I can share the snapshot if that would be interesting for people


I'll spend some time trimming the example down to a bare bones app I can put in a gist


when making this I noticed that the 2 million case is not exactly the same as 2x 1 million, because of how the attributes are randomly generated


2x 1 million will generate much more consent for a given personId


(giving the accumulator more work)


2x 1 million goes fast enough if I make sure they generate distinct sets


however 1x 2 million tweaked to have the same overlap in consent as 2x 1 million still goes an order of magnitude faster


I know clara doesn't deduplicate facts, but I think in this case that would prevent me from running into this scenario


@wdullaer thanks for the details


I will take a look. It may be about an hour or so though. Doing a few other things at the moment.


no worries, take all the time you need


I can supply the vm snapshot as well (just need to find a quick place to upload it)


Yeah, if you have one you can share, that’d be good to take a glance at.


How to share hmm


I'll put it into dropbox, just a sec


@wdullaer I’ve only got to look at this briefly so far today


It seems like these collections created via acc/distinct would be fairly large. Also, there are many of them after the first 1mil facts. There’d be a big acc/distinct collection associated with each personId + purpose grouped Consent facts. When the next 1mil facts come in, I believe they will contribute to many (or perhaps even all) of those same big collections.
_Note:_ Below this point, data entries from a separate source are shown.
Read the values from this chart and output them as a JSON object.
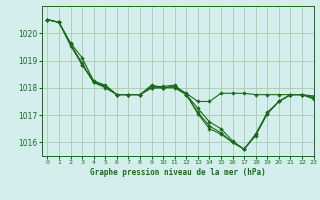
{
  "title": "Graphe pression niveau de la mer (hPa)",
  "bg_color": "#d4eeed",
  "grid_color": "#a8cca8",
  "line_color": "#1a6b1a",
  "marker_color": "#1a6b1a",
  "xlim": [
    -0.5,
    23
  ],
  "ylim": [
    1015.5,
    1021.0
  ],
  "yticks": [
    1016,
    1017,
    1018,
    1019,
    1020
  ],
  "xticks": [
    0,
    1,
    2,
    3,
    4,
    5,
    6,
    7,
    8,
    9,
    10,
    11,
    12,
    13,
    14,
    15,
    16,
    17,
    18,
    19,
    20,
    21,
    22,
    23
  ],
  "series": [
    [
      1020.5,
      1020.4,
      1019.65,
      1019.1,
      1018.25,
      1018.1,
      1017.75,
      1017.75,
      1017.75,
      1018.1,
      1018.0,
      1018.05,
      1017.8,
      1017.5,
      1017.5,
      1017.8,
      1017.8,
      1017.8,
      1017.75,
      1017.75,
      1017.75,
      1017.75,
      1017.75,
      1017.7
    ],
    [
      1020.5,
      1020.4,
      1019.6,
      1018.85,
      1018.25,
      1018.05,
      1017.75,
      1017.75,
      1017.75,
      1018.05,
      1018.05,
      1018.1,
      1017.75,
      1017.25,
      1016.75,
      1016.5,
      1016.05,
      1015.75,
      1016.3,
      1017.1,
      1017.5,
      1017.75,
      1017.75,
      1017.65
    ],
    [
      1020.5,
      1020.4,
      1019.6,
      1018.9,
      1018.2,
      1018.05,
      1017.75,
      1017.75,
      1017.75,
      1018.0,
      1018.0,
      1018.05,
      1017.75,
      1017.1,
      1016.6,
      1016.35,
      1016.0,
      1015.75,
      1016.25,
      1017.05,
      1017.5,
      1017.75,
      1017.75,
      1017.6
    ],
    [
      1020.5,
      1020.4,
      1019.55,
      1018.85,
      1018.2,
      1018.0,
      1017.75,
      1017.75,
      1017.75,
      1018.0,
      1018.0,
      1018.0,
      1017.75,
      1017.05,
      1016.5,
      1016.3,
      1016.0,
      1015.75,
      1016.3,
      1017.05,
      1017.5,
      1017.75,
      1017.75,
      1017.6
    ]
  ]
}
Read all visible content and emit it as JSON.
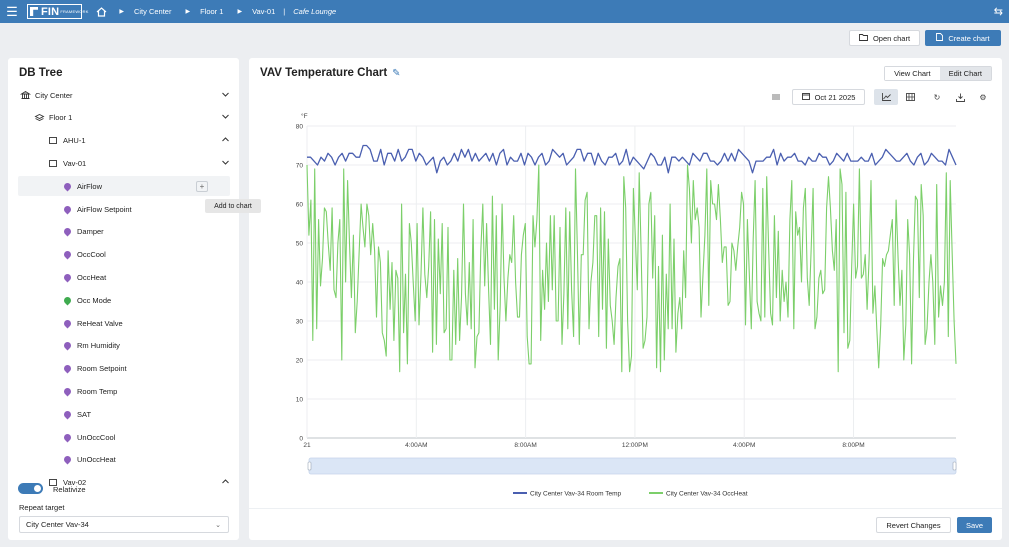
{
  "topbar": {
    "logo_text": "FIN",
    "logo_sub": "FRAMEWORK",
    "breadcrumb": [
      "City Center",
      "Floor 1",
      "Vav-01"
    ],
    "location": "Cafe Lounge"
  },
  "actions": {
    "open_chart": "Open chart",
    "create_chart": "Create chart"
  },
  "db_tree": {
    "title": "DB Tree",
    "items": [
      {
        "label": "City Center",
        "icon": "building-icon",
        "level": 0,
        "chevron": "down"
      },
      {
        "label": "Floor 1",
        "icon": "layers-icon",
        "level": 1,
        "chevron": "down"
      },
      {
        "label": "AHU-1",
        "icon": "box-icon",
        "level": 2,
        "chevron": "up"
      },
      {
        "label": "Vav-01",
        "icon": "box-icon",
        "level": 2,
        "chevron": "down"
      },
      {
        "label": "AirFlow",
        "icon": "point-icon",
        "level": 3,
        "color": "#8e5fbd"
      },
      {
        "label": "AirFlow Setpoint",
        "icon": "point-icon",
        "level": 3,
        "color": "#8e5fbd"
      },
      {
        "label": "Damper",
        "icon": "point-icon",
        "level": 3,
        "color": "#8e5fbd"
      },
      {
        "label": "OccCool",
        "icon": "point-icon",
        "level": 3,
        "color": "#8e5fbd"
      },
      {
        "label": "OccHeat",
        "icon": "point-icon",
        "level": 3,
        "color": "#8e5fbd"
      },
      {
        "label": "Occ Mode",
        "icon": "point-icon",
        "level": 3,
        "color": "#3fab4f"
      },
      {
        "label": "ReHeat Valve",
        "icon": "point-icon",
        "level": 3,
        "color": "#8e5fbd"
      },
      {
        "label": "Rm Humidity",
        "icon": "point-icon",
        "level": 3,
        "color": "#8e5fbd"
      },
      {
        "label": "Room Setpoint",
        "icon": "point-icon",
        "level": 3,
        "color": "#8e5fbd"
      },
      {
        "label": "Room Temp",
        "icon": "point-icon",
        "level": 3,
        "color": "#8e5fbd"
      },
      {
        "label": "SAT",
        "icon": "point-icon",
        "level": 3,
        "color": "#8e5fbd"
      },
      {
        "label": "UnOccCool",
        "icon": "point-icon",
        "level": 3,
        "color": "#8e5fbd"
      },
      {
        "label": "UnOccHeat",
        "icon": "point-icon",
        "level": 3,
        "color": "#8e5fbd"
      },
      {
        "label": "Vav-02",
        "icon": "box-icon",
        "level": 2,
        "chevron": "up"
      }
    ],
    "add_tooltip": "Add to chart",
    "relativize_label": "Relativize",
    "relativize_on": true,
    "repeat_target_label": "Repeat target",
    "repeat_target_value": "City Center Vav-34"
  },
  "chart_panel": {
    "title": "VAV Temperature Chart",
    "view_chart": "View Chart",
    "edit_chart": "Edit Chart",
    "date": "Oct 21 2025",
    "revert": "Revert Changes",
    "save": "Save"
  },
  "chart_data": {
    "type": "line",
    "unit_label": "°F",
    "ylim": [
      0,
      80
    ],
    "yticks": [
      0,
      10,
      20,
      30,
      40,
      50,
      60,
      70,
      80
    ],
    "x_tick_labels": [
      "21",
      "4:00AM",
      "8:00AM",
      "12:00PM",
      "4:00PM",
      "8:00PM"
    ],
    "x_tick_hours": [
      0,
      4,
      8,
      12,
      16,
      20
    ],
    "x_range_hours": [
      0,
      23.75
    ],
    "grid": true,
    "legend_position": "bottom",
    "series": [
      {
        "name": "City Center Vav-34 Room Temp",
        "color": "#4a5fb0",
        "values": [
          72,
          72,
          71,
          70,
          72,
          71,
          73,
          72,
          70,
          72,
          73,
          71,
          73,
          73,
          72,
          72,
          75,
          75,
          74,
          71,
          71,
          74,
          70,
          73,
          73,
          71,
          74,
          71,
          72,
          74,
          74,
          71,
          73,
          72,
          70,
          71,
          72,
          68,
          71,
          72,
          70,
          71,
          73,
          71,
          74,
          72,
          74,
          71,
          73,
          71,
          72,
          73,
          71,
          73,
          70,
          73,
          74,
          70,
          72,
          71,
          71,
          73,
          70,
          73,
          72,
          70,
          72,
          73,
          70,
          71,
          74,
          73,
          72,
          73,
          70,
          71,
          72,
          74,
          74,
          71,
          73,
          73,
          70,
          73,
          71,
          70,
          72,
          72,
          73,
          70,
          71,
          74,
          70,
          72,
          71,
          70,
          69,
          71,
          73,
          72,
          70,
          70,
          72,
          68,
          72,
          72,
          71,
          72,
          71,
          70,
          73,
          72,
          71,
          73,
          73,
          71,
          71,
          70,
          71,
          73,
          71,
          73,
          71,
          74,
          73,
          72,
          71,
          68,
          71,
          71,
          71,
          72,
          72,
          74,
          70,
          73,
          71,
          72,
          72,
          73,
          71,
          71,
          70,
          72,
          71,
          71,
          73,
          72,
          72,
          70,
          71,
          73,
          72,
          71,
          73,
          71,
          71,
          71,
          72,
          71,
          71,
          73,
          70,
          71,
          72,
          74,
          73,
          72,
          71,
          71,
          72,
          73,
          71,
          70,
          72,
          73,
          70,
          71,
          73,
          72,
          71,
          71,
          70,
          74,
          72,
          70
        ]
      },
      {
        "name": "City Center Vav-34 OccHeat",
        "color": "#7ccf6a",
        "values": [
          70,
          52,
          61,
          25,
          69,
          28,
          56,
          39,
          46,
          59,
          58,
          50,
          43,
          59,
          38,
          36,
          50,
          56,
          20,
          69,
          40,
          66,
          50,
          36,
          52,
          27,
          35,
          48,
          60,
          54,
          49,
          60,
          57,
          47,
          55,
          48,
          31,
          49,
          45,
          27,
          25,
          21,
          48,
          33,
          45,
          25,
          43,
          41,
          17,
          60,
          27,
          42,
          19,
          55,
          50,
          40,
          30,
          55,
          29,
          42,
          59,
          42,
          36,
          44,
          58,
          22,
          56,
          24,
          51,
          37,
          55,
          27,
          28,
          54,
          20,
          20,
          43,
          24,
          46,
          25,
          36,
          60,
          37,
          29,
          45,
          28,
          56,
          18,
          26,
          27,
          48,
          60,
          39,
          55,
          38,
          24,
          62,
          33,
          57,
          20,
          34,
          60,
          41,
          30,
          41,
          47,
          45,
          57,
          40,
          31,
          31,
          47,
          52,
          55,
          26,
          19,
          19,
          57,
          49,
          56,
          70,
          25,
          43,
          33,
          50,
          35,
          57,
          38,
          57,
          30,
          30,
          54,
          24,
          37,
          59,
          28,
          58,
          38,
          26,
          69,
          48,
          24,
          47,
          47,
          61,
          63,
          28,
          40,
          45,
          57,
          57,
          26,
          59,
          33,
          58,
          23,
          51,
          34,
          30,
          24,
          36,
          44,
          46,
          17,
          67,
          59,
          30,
          17,
          21,
          64,
          51,
          38,
          68,
          47,
          23,
          25,
          31,
          60,
          63,
          41,
          57,
          18,
          44,
          17,
          52,
          20,
          42,
          28,
          60,
          28,
          51,
          22,
          32,
          36,
          28,
          48,
          36,
          70,
          64,
          50,
          66,
          56,
          59,
          54,
          31,
          42,
          52,
          69,
          34,
          66,
          60,
          60,
          56,
          65,
          56,
          45,
          49,
          49,
          34,
          35,
          50,
          48,
          43,
          49,
          54,
          63,
          60,
          29,
          56,
          42,
          28,
          51,
          66,
          35,
          32,
          30,
          64,
          31,
          67,
          49,
          32,
          29,
          57,
          36,
          53,
          30,
          43,
          35,
          40,
          31,
          56,
          66,
          28,
          58,
          52,
          54,
          40,
          59,
          64,
          41,
          34,
          48,
          64,
          28,
          31,
          41,
          43,
          37,
          38,
          59,
          67,
          59,
          48,
          43,
          56,
          17,
          69,
          65,
          27,
          63,
          23,
          25,
          44,
          60,
          41,
          44,
          69,
          41,
          42,
          47,
          33,
          46,
          66,
          32,
          39,
          28,
          18,
          29,
          46,
          44,
          47,
          48,
          52,
          56,
          34,
          61,
          46,
          34,
          43,
          20,
          29,
          56,
          47,
          19,
          46,
          62,
          61,
          36,
          65,
          57,
          24,
          28,
          40,
          47,
          40,
          24,
          65,
          31,
          39,
          34,
          40,
          68,
          26,
          66,
          48,
          30,
          19
        ]
      }
    ]
  }
}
The work from the first 1 mil facts is stored in working memory. Clara builds the new collections on the 2nd wave of inserts. It then must remove the old accumulated work it did from working memory - in order to replace it with the updates.
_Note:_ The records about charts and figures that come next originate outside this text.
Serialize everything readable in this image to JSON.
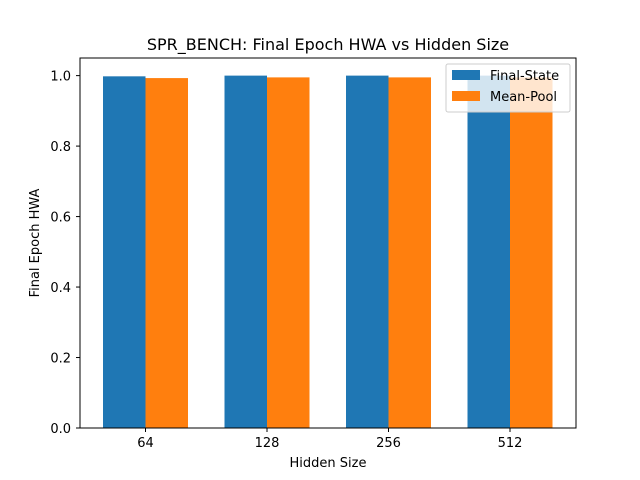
{
  "chart_data": {
    "type": "bar",
    "title": "SPR_BENCH: Final Epoch HWA vs Hidden Size",
    "xlabel": "Hidden Size",
    "ylabel": "Final Epoch HWA",
    "categories": [
      "64",
      "128",
      "256",
      "512"
    ],
    "ylim": [
      0,
      1.05
    ],
    "yticks": [
      "0.0",
      "0.2",
      "0.4",
      "0.6",
      "0.8",
      "1.0"
    ],
    "grid": false,
    "legend_position": "top-right",
    "series": [
      {
        "name": "Final-State",
        "color": "#1f77b4",
        "values": [
          0.998,
          1.0,
          1.0,
          1.0
        ]
      },
      {
        "name": "Mean-Pool",
        "color": "#ff7f0e",
        "values": [
          0.993,
          0.995,
          0.995,
          0.995
        ]
      }
    ]
  }
}
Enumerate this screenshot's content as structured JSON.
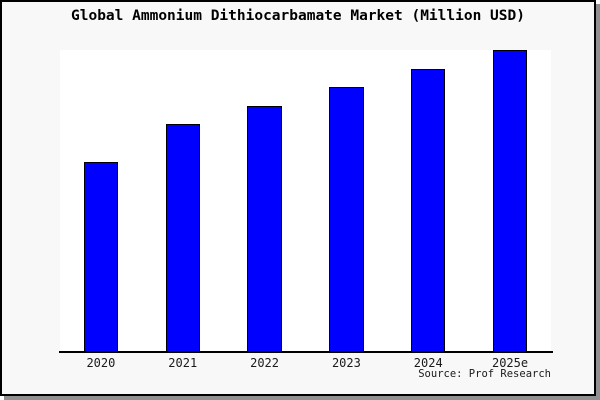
{
  "chart": {
    "title": "Global Ammonium Dithiocarbamate Market (Million USD)",
    "source_note": "Source: Prof Research",
    "colors": {
      "canvas_background": "#f8f8f8",
      "plot_background": "#ffffff",
      "bar_fill": "#0000ff",
      "bar_edge": "#000000",
      "axis_line": "#000000",
      "frame_border": "#000000",
      "frame_shadow": "#909090",
      "text": "#000000"
    }
  },
  "chart_data": {
    "type": "bar",
    "title": "Global Ammonium Dithiocarbamate Market (Million USD)",
    "categories": [
      "2020",
      "2021",
      "2022",
      "2023",
      "2024",
      "2025e"
    ],
    "values_fraction_of_plot_height": [
      0.628,
      0.753,
      0.814,
      0.877,
      0.937,
      1.0
    ],
    "value_axis_labels_shown": false,
    "value_labels_shown": false,
    "xlabel": "",
    "ylabel": "",
    "legend": "none",
    "grid": false,
    "bar_color": "#0000ff",
    "bar_edge_color": "#000000",
    "source_note": "Source: Prof Research"
  }
}
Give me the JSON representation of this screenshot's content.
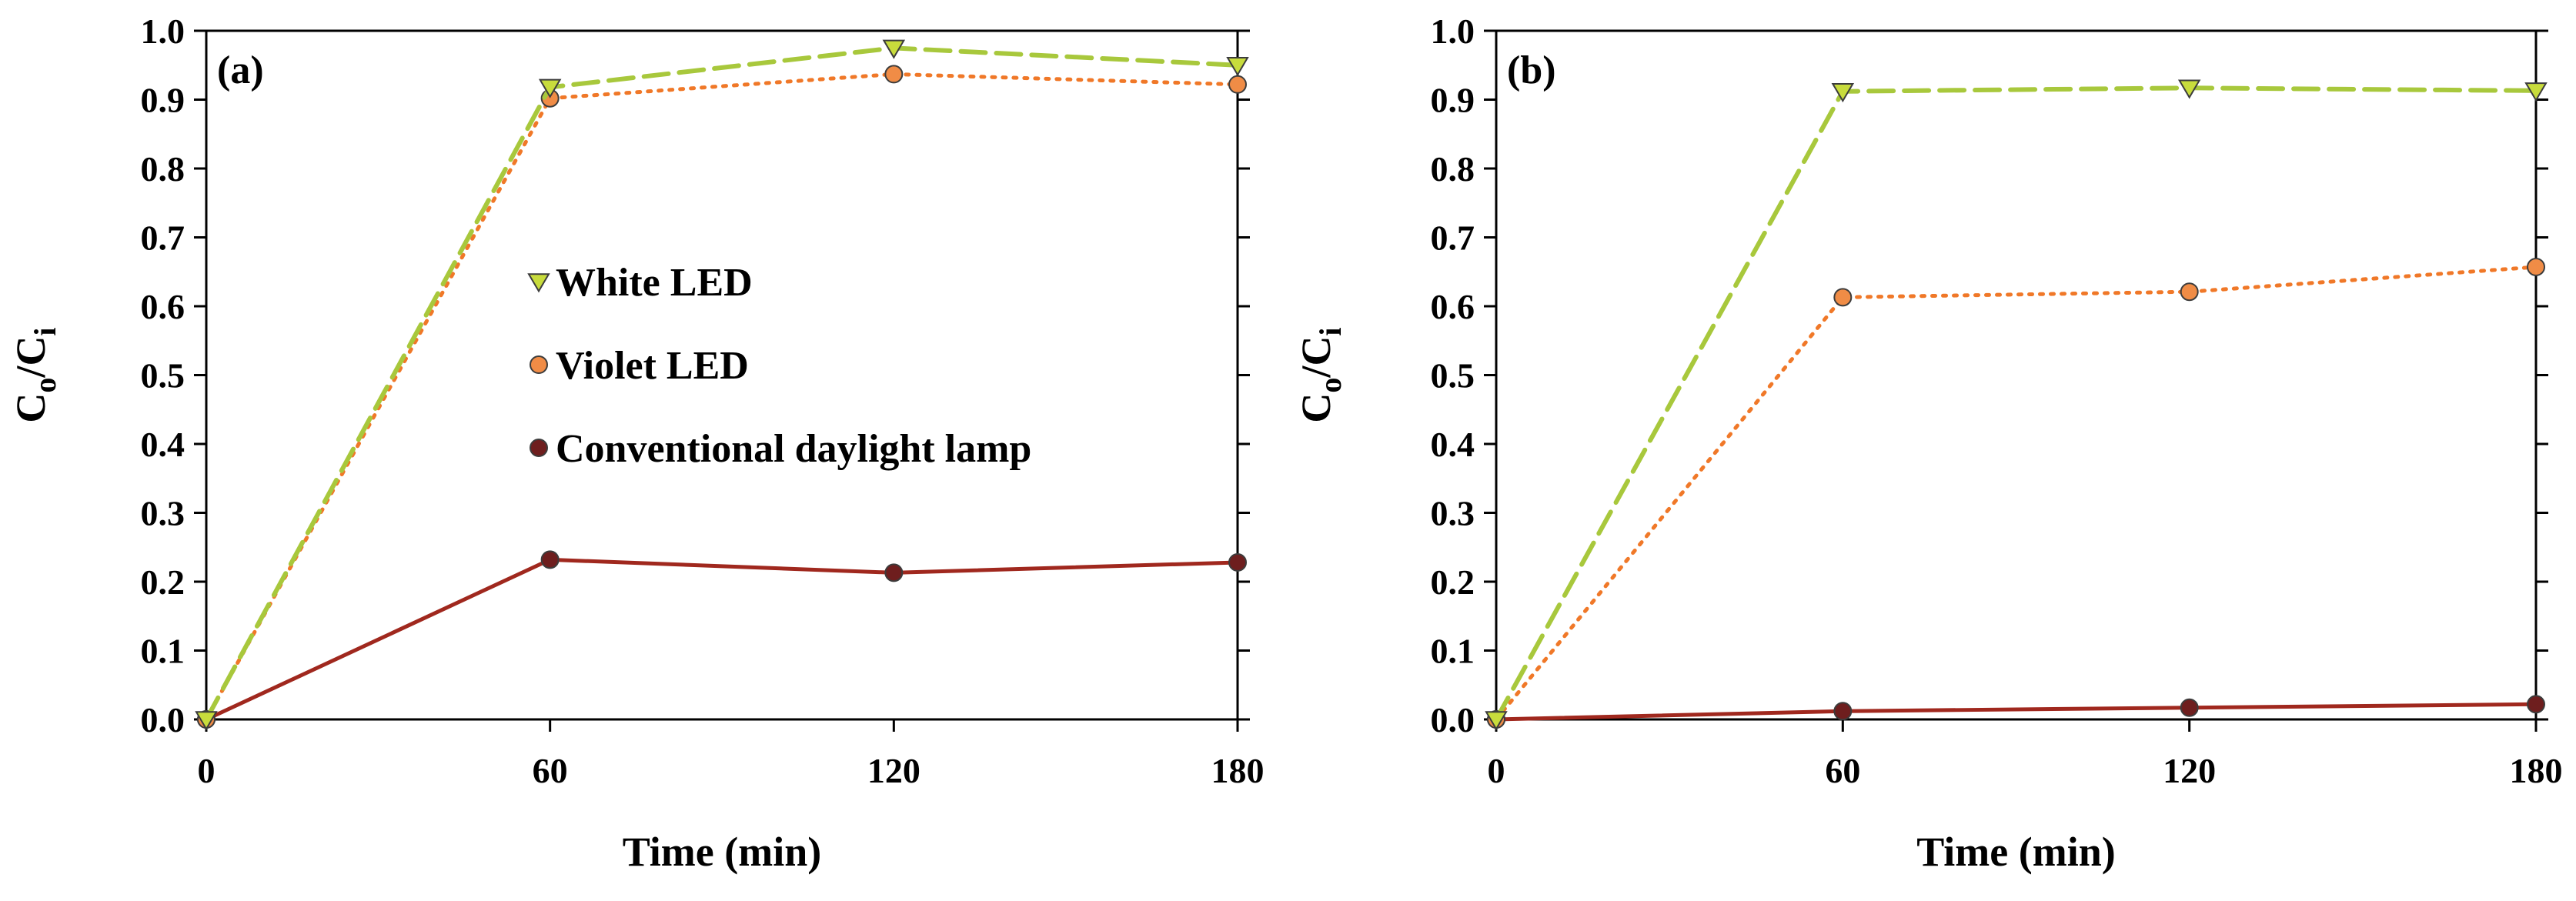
{
  "colors": {
    "white_led_line": "#a8c83c",
    "white_led_marker": "#c8dc3c",
    "violet_led_line": "#f07828",
    "violet_led_marker": "#f08c46",
    "daylight_line": "#a0281e",
    "daylight_marker": "#6e1e1e",
    "axis": "#000000"
  },
  "chart_data": [
    {
      "type": "line",
      "panel_label": "(a)",
      "xlabel": "Time (min)",
      "ylabel_main": "C",
      "ylabel_sub1": "o",
      "ylabel_sep": "/C",
      "ylabel_sub2": "i",
      "x": [
        0,
        60,
        120,
        180
      ],
      "x_ticks": [
        "0",
        "60",
        "120",
        "180"
      ],
      "xlim": [
        0,
        180
      ],
      "y_ticks": [
        "0.0",
        "0.1",
        "0.2",
        "0.3",
        "0.4",
        "0.5",
        "0.6",
        "0.7",
        "0.8",
        "0.9",
        "1.0"
      ],
      "ylim": [
        0,
        1.0
      ],
      "grid": false,
      "legend_position": "center-left",
      "series": [
        {
          "name": "White LED",
          "values": [
            0.0,
            0.918,
            0.975,
            0.95
          ]
        },
        {
          "name": "Violet LED",
          "values": [
            0.0,
            0.902,
            0.937,
            0.922
          ]
        },
        {
          "name": "Conventional daylight lamp",
          "values": [
            0.0,
            0.232,
            0.213,
            0.228
          ]
        }
      ]
    },
    {
      "type": "line",
      "panel_label": "(b)",
      "xlabel": "Time (min)",
      "ylabel_main": "C",
      "ylabel_sub1": "o",
      "ylabel_sep": "/C",
      "ylabel_sub2": "i",
      "x": [
        0,
        60,
        120,
        180
      ],
      "x_ticks": [
        "0",
        "60",
        "120",
        "180"
      ],
      "xlim": [
        0,
        180
      ],
      "y_ticks": [
        "0.0",
        "0.1",
        "0.2",
        "0.3",
        "0.4",
        "0.5",
        "0.6",
        "0.7",
        "0.8",
        "0.9",
        "1.0"
      ],
      "ylim": [
        0,
        1.0
      ],
      "grid": false,
      "series": [
        {
          "name": "White LED",
          "values": [
            0.0,
            0.912,
            0.917,
            0.913
          ]
        },
        {
          "name": "Violet LED",
          "values": [
            0.0,
            0.613,
            0.621,
            0.657
          ]
        },
        {
          "name": "Conventional daylight lamp",
          "values": [
            0.0,
            0.012,
            0.017,
            0.022
          ]
        }
      ]
    }
  ]
}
I think the fact that there are many of these large collections in working memory is making it get really expensive to remove them all from working memory. Clara tries to be efficient in finding and removing things in memory. I think huge collections may be a pitfall.
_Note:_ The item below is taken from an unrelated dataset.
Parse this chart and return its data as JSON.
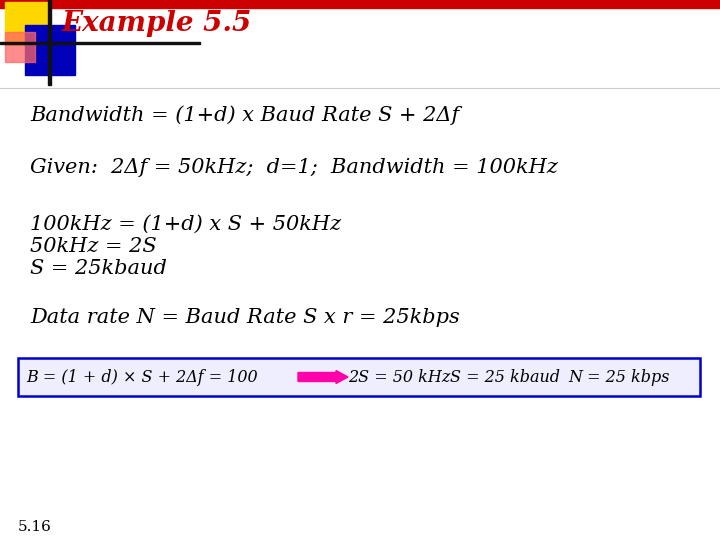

I’d like to look a little deeper at it, but haven’t been able to yet. I’m not sure what a reasonable workaround may be, other than inserting everything in one batch (as you’ve found).


It’s an interesting case to explore some more for sure.


thanks for the input


I can see how this is a worst case scenario


we probably won’t see this amount of massive updates in a real life scenario, and if it does (say a big data migration), we can always consider starting from scratch


it was a bit surprising that updating these structures is a lot more expensive than creating them


if I can help in any way here, just let me know


I have a few other benchmarks I’m going to run over the coming days as well


I need to look deeper at what is happening to have a stronger sense of what could be done


I’ve logged for this @mikerod @wdullaer , I’d suggest that we post findings there when we have them


From the snapshot it looks like the memory is the bottleneck, which isn’t too surprising. From my first glance over it I suspect there are some performance optimizations we can make for cases like this, but it may be a bit before I have time to write my thoughts down in a sufficiently articulate form. The benchmark and snapshot are really helpful and make diagnosing things like this much easier - thanks for that. It is useful to have benchmarks of realistic rule patterns that stress-test Clara.